Dinamite reencontrou Theobald quando recebeu o título de benemérito do Vasco da Gama, em abril de 2022. Na ocasião, o fotógrafo recebeu os cumprimentos do ex-jogador.
- Me recuso a falar de Roberto no passado. Como fotojornalista e amante do futebol sei que Roberto eternizou momentos incríveis pra nossa história e por isso será sempre referenciado por mim no presente. Roberto é eterno. Tive a honra e o prazer de capturar um momento incrível da jornada do Roberto Dinamite no futebol - sabemos que Roberto é muito além do campo - e por isso sou eternamente grato.
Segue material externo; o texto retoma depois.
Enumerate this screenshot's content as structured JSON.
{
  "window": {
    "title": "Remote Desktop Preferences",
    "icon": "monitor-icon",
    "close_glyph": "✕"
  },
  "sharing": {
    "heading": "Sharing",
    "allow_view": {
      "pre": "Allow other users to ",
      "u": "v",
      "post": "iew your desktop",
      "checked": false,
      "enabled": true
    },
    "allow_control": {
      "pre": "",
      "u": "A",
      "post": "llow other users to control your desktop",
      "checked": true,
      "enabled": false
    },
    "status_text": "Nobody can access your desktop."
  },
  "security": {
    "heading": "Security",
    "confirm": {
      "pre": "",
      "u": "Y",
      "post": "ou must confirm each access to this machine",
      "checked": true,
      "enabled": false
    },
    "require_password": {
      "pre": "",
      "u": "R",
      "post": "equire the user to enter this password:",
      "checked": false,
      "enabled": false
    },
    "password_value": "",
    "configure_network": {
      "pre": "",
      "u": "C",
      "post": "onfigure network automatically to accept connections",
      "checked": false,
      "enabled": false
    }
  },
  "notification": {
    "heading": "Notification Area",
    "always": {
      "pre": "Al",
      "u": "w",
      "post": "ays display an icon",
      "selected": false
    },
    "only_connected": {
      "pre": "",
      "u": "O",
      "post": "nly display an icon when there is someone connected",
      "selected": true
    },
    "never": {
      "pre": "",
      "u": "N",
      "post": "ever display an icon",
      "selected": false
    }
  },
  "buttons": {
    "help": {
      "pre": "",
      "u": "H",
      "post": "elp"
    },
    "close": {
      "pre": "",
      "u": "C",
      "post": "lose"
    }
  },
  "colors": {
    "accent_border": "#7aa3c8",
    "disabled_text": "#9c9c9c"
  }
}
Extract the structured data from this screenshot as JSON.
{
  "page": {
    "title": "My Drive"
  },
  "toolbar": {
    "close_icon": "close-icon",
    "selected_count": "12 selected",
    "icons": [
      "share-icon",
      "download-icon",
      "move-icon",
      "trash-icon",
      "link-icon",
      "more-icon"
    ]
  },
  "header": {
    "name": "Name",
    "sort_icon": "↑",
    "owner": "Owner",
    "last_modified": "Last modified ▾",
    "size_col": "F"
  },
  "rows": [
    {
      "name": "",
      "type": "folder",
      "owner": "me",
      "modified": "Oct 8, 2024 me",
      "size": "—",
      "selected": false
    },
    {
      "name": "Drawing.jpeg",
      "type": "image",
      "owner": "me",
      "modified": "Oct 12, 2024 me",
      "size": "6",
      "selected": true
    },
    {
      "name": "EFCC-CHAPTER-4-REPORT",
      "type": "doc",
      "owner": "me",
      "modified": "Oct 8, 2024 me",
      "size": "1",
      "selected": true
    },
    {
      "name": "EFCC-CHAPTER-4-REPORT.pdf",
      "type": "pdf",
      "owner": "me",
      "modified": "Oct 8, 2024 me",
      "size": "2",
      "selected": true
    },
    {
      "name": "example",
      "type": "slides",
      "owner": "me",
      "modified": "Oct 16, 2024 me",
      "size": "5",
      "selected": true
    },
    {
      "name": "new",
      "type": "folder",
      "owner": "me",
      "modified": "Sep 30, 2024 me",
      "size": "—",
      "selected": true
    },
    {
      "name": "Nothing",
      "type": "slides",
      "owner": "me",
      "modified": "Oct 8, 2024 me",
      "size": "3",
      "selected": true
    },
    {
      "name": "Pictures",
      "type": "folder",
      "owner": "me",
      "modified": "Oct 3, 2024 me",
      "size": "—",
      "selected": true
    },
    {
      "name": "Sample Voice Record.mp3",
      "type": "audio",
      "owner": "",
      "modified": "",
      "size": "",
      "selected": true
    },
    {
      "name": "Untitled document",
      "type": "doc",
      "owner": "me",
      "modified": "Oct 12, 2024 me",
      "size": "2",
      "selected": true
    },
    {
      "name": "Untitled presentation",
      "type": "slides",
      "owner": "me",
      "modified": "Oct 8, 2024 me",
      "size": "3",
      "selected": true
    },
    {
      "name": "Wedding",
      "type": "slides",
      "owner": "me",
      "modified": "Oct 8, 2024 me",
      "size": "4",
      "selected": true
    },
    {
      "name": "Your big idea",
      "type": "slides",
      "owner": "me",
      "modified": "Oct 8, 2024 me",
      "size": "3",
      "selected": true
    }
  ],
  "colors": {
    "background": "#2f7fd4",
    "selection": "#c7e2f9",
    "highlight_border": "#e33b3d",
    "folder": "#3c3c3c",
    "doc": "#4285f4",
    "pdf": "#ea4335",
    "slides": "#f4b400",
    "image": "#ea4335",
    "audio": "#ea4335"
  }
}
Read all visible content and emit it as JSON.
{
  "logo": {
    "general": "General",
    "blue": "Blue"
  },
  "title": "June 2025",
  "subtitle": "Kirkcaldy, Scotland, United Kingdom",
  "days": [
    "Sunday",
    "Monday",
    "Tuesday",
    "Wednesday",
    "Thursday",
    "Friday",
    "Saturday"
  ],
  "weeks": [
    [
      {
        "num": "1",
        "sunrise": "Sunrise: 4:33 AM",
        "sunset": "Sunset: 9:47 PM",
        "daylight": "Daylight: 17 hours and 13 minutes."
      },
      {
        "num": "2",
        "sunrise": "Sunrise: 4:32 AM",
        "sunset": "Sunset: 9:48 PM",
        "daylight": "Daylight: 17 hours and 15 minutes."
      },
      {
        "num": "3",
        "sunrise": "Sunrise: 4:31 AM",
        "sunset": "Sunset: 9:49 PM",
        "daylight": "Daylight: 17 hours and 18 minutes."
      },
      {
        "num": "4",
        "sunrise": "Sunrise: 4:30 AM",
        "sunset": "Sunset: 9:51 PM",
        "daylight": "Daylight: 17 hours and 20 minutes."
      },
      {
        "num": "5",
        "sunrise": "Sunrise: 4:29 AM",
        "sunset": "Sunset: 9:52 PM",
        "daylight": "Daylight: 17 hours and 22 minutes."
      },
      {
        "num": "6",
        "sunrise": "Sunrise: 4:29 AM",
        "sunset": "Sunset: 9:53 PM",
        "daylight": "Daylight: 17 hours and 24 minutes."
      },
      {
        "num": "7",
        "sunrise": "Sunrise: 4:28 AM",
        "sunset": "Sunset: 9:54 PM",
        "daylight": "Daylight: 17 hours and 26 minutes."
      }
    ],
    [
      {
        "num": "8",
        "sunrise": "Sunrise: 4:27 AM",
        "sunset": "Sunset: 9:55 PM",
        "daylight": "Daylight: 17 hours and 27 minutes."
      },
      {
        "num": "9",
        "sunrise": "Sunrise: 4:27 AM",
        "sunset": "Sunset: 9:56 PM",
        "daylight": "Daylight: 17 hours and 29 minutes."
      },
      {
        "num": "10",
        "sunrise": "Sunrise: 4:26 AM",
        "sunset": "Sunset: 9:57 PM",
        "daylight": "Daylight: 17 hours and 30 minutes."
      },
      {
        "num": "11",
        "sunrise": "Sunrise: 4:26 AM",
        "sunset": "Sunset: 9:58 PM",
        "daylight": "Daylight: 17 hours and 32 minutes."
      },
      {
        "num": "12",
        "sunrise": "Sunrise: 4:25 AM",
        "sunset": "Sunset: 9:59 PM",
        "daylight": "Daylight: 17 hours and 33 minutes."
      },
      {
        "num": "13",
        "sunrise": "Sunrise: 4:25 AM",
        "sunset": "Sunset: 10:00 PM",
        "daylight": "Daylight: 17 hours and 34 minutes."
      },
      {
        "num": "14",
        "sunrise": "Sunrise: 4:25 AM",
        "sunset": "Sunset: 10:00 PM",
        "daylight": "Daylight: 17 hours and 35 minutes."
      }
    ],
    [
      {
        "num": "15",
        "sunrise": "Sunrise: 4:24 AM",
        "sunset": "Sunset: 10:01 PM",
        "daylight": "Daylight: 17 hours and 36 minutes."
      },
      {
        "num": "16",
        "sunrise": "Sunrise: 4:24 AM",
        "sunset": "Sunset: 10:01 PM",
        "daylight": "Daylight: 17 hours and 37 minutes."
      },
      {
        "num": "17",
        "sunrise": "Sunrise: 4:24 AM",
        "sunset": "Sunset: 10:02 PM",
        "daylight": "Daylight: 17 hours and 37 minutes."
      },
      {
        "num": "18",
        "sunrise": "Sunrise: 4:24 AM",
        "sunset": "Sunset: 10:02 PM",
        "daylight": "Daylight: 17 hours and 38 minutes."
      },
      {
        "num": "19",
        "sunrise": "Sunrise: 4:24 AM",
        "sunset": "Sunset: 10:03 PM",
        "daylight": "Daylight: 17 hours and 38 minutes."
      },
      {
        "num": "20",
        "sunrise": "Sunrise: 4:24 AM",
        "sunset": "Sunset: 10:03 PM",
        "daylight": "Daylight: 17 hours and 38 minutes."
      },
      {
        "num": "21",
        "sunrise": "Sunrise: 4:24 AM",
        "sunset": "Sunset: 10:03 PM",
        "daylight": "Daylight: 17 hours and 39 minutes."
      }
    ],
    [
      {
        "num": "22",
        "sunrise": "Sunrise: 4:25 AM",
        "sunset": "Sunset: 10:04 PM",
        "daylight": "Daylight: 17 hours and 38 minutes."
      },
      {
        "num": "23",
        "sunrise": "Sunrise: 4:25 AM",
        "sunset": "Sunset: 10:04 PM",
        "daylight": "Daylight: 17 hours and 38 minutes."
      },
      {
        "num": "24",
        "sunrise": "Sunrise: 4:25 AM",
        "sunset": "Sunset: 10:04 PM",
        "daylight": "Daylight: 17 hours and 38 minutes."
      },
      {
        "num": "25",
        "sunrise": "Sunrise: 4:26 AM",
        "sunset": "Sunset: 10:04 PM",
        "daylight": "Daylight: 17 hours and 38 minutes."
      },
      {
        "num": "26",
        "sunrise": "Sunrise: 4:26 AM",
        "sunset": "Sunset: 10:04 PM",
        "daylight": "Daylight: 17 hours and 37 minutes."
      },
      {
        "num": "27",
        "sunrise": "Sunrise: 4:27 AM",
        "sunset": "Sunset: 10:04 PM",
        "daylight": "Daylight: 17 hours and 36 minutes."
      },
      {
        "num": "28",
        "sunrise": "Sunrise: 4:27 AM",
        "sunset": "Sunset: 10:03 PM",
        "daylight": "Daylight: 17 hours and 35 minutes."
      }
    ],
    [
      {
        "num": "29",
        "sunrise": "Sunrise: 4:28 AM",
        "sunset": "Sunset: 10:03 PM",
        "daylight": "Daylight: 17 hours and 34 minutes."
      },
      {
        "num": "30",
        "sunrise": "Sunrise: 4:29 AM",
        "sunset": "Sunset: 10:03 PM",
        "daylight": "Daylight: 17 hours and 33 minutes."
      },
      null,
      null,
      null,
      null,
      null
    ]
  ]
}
Portanto, tenho apenas a agradecer ao Roberto por ter me permitido registrar e eternizar tão incrível momento - escreveu o fotógrafo em sua rede social, após o falecimento de Dinamite.
Vasco e o Luso-Brasileiro
Nessa quinta-feira, às 21h10, o Vasco enfrenta o Audax pelo Campeonato Carioca no Luso-Brasileiro. A relação do clube com o Estádio da Ilha do Governador vai muito além da foto de Ronaldo Theobald.
Em sua história, o Vasco jogou 12 vezes no local e nunca perdeu. O Vasco esteve presente até na inauguração do Luso-Brasileiro, em 2 de outubro de 1965. No jogo contra os donos da casa, Zezinho marcou o primeiro gol do estádio. Ele cobrou um escanteio, e, com a ajuda do vento, a bola balançou a rede do goleiro da Portuguesa. Depois do gol olímpico, o lugar ficou conhecido como “Estádio dos Ventos Uivantes”.
Roberto Dinamite jogou cinco vezes no Luso, marcando cinco gols. Dinamite faleceu no dia 8 de janeiro, aos 68 anos. O maior ídolo da história do Vasco lutava contra um tumor no intestino.